# 023231470800 - Marktforschungsmist



## chum (2 Februar 2011)

Frage,
erhalte von data field Marktforschung, es gibt gnädigerweise eine Telefonnummer unter der man anrufen kann, damit man nicht mehr belästigt wird.

Gibt es denn keine andere Möglichkeit seine Telefonnummern sperren zu lassen für solch Zeitverschwendung ?

_Ich sehe zwar die Nummer auf meinem Display, kenne ich diese nicht hebe ich nicht auf. _
_Nur meine Kinder tun das nicht und gehe ans Telefon._


----------



## Goblin (2 Februar 2011)

*AW: 023231470800 - Marktforschungsmist*

Lesen
Maßnahmen gegen unlautere Telefonwerbung und illegalen Datenhandel - Antispam e. V.

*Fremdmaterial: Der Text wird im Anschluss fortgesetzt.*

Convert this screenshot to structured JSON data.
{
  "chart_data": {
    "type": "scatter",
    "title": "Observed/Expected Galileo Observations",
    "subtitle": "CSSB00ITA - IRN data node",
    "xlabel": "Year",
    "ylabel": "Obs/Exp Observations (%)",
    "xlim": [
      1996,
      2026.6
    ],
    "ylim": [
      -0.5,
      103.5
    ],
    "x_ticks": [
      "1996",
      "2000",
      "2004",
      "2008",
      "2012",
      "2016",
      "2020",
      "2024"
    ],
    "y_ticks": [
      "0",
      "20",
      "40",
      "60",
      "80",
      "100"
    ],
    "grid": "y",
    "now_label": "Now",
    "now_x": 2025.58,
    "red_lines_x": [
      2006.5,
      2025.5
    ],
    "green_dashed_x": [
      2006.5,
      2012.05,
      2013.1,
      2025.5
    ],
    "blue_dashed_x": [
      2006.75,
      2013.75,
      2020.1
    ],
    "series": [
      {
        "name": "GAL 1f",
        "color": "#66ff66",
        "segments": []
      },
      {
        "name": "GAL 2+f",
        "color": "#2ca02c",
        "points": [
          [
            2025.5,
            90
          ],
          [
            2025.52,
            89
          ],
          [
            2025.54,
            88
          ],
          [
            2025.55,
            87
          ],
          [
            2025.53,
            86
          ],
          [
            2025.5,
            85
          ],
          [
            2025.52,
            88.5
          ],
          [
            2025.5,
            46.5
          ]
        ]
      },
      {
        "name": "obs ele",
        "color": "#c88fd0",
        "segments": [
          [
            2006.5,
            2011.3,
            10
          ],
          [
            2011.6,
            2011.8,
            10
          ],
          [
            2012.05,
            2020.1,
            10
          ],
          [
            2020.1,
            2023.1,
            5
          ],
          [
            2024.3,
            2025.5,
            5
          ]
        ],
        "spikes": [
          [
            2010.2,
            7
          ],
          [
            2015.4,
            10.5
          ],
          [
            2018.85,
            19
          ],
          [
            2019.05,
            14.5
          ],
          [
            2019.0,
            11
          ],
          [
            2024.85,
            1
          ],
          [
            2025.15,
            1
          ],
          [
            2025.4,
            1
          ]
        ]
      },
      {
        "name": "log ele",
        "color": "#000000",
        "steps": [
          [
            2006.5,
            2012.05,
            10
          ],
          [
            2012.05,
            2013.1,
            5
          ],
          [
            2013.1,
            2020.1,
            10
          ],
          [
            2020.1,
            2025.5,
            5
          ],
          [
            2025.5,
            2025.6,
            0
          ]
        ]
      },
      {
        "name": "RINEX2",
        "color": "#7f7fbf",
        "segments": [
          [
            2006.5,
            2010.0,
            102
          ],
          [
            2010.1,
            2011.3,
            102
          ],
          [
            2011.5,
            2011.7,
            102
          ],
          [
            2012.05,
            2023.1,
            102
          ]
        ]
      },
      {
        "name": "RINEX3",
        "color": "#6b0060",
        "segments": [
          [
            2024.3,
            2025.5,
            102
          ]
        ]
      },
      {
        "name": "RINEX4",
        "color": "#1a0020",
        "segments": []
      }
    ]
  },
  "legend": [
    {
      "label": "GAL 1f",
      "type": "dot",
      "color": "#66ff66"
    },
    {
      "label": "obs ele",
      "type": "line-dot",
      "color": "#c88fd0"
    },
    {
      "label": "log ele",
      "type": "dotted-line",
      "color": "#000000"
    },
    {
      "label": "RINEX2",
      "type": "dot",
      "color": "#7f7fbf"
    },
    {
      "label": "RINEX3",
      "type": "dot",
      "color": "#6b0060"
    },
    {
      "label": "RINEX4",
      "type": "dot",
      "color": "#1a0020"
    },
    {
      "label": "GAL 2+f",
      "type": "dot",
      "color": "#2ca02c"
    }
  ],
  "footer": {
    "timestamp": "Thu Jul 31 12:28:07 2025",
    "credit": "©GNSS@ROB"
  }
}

Verbraucherzentrale NRW sammelt Beschwerden gegen Telefonwerbung - Antispam e. V.

ColdCall - Antispam Wiki

http://whocallsme.com/Phone-Number.aspx/023231470800

http://www.phonenoinfo.com/PhoneInfo/023231470800/1.html

Wenn Du eine Fritzbox hast kannst Du die Nummer sperren
http://www.avm.de/de/Service/FAQs/FAQ_Sammlung/13228.php3?portal=FRITZ!Box_Fon


----------



## chum (7 Februar 2011)

*AW: 023231470800 - Marktforschungsmist*

Danke für die Info


----------